C’est amusant, ça fait rêver (pas trop), on caresse l’ego minoritaire dans le sens du poil, mais dans les faits on ne fait que sacrifier inutilement au dernier slogan du jour : « big is beautiful », plus c’est gros, plus c’est beau. C’est vrai que la globalisation a créé le besoin de grands espaces et fait sauter le seuil habituel des masses critiques. Mais le complexe du petit, qui nous hante, nous autres de la minorité francophone, ne doit pas nous obséder au point de nous aveugler sur les tendances lourdes qui labourent le terroir romand et contredisent parfois la doxa dominante.

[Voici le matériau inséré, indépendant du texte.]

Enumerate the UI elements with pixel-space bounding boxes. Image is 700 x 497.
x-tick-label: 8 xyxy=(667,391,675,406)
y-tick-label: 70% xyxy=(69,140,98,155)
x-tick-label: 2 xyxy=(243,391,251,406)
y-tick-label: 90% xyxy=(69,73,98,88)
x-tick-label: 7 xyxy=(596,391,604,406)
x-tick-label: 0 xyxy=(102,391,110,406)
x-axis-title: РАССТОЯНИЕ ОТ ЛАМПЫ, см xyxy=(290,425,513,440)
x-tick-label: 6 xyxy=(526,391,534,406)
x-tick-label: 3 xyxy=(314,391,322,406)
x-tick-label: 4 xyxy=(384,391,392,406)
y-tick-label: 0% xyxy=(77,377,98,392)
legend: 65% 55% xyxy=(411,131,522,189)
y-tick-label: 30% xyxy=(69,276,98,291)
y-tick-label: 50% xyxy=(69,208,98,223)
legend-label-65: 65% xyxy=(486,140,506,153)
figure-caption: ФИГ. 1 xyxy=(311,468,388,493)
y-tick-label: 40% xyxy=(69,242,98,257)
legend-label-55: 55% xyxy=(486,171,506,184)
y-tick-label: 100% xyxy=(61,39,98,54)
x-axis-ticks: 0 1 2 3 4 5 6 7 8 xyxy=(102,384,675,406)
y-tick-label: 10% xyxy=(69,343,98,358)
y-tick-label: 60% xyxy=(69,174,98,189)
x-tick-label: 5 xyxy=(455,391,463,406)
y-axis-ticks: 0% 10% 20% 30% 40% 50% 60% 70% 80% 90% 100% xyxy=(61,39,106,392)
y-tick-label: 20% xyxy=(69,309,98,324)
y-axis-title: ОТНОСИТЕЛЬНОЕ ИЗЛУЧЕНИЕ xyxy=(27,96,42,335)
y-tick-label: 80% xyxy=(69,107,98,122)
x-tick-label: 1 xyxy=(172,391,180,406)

Un mois après le déluge d'articles élogieux sur le super-canton jurassien, le canton du Jura lâche la promotion économique romande et conclut un accord de coopération économique avec Bâle. Dans le même temps, les constituants genevois rêvent de découper la Ville de Genève en rondelles et de revenir aux années 1930, avant que les communes des Eaux-Vives et du Petit-Saconnex ne fusionnent avec le centre. Un « progrès » qui va à l’encontre de tout ce qui se dit, s’écrit et se pense ailleurs en Suisse. Et comment concilier le projet d’agglomération franco-valdo-genevoise avec l’éclatement du canton en une poignée de nouvelles communes de taille moyenne, privées de centralité, d’homogénéité et donc de dynamisme interne ? Inversement, la renaissance d’une ville comme Renens, que l’on disait sinistrée, montre qu’une communauté territoriale modeste peut surmonter ses handicaps toute seule.
Ces exemples montrent que le redécoupage du territoire - fusion de petites communes et très proches d’esprit mise à part - n’a guère de sens et que les vrais enjeux sont ailleurs. Ils sont dans les infrastructures (rail, route, aéroport) et des projets structurants pour la région (swissmetro, CEVA, traversée du lac…), l’investissement dans la matière grise et la mise en commun des ressources de recherche et de développement (campus communs, technologies et centres de recherches partagés). Sur le plan politique, l’accent devrait être mis sur une coopération accrue (harmonisation scolaire et du système fiscal, lobbyisme commun face aux Alémaniques). L’énergie réformatrice devrait se cristalliser contre les tabous paralysants (adhésion à l’Union européenne).
L’envie de Suisse romande est une réaction compréhensible contre le cantonalisme et l’esprit de clocher. Mais elle ne devrait pas se figer dans un territoire, horizontalement. Au contraire, elle doit jaillir par le haut, verticalement.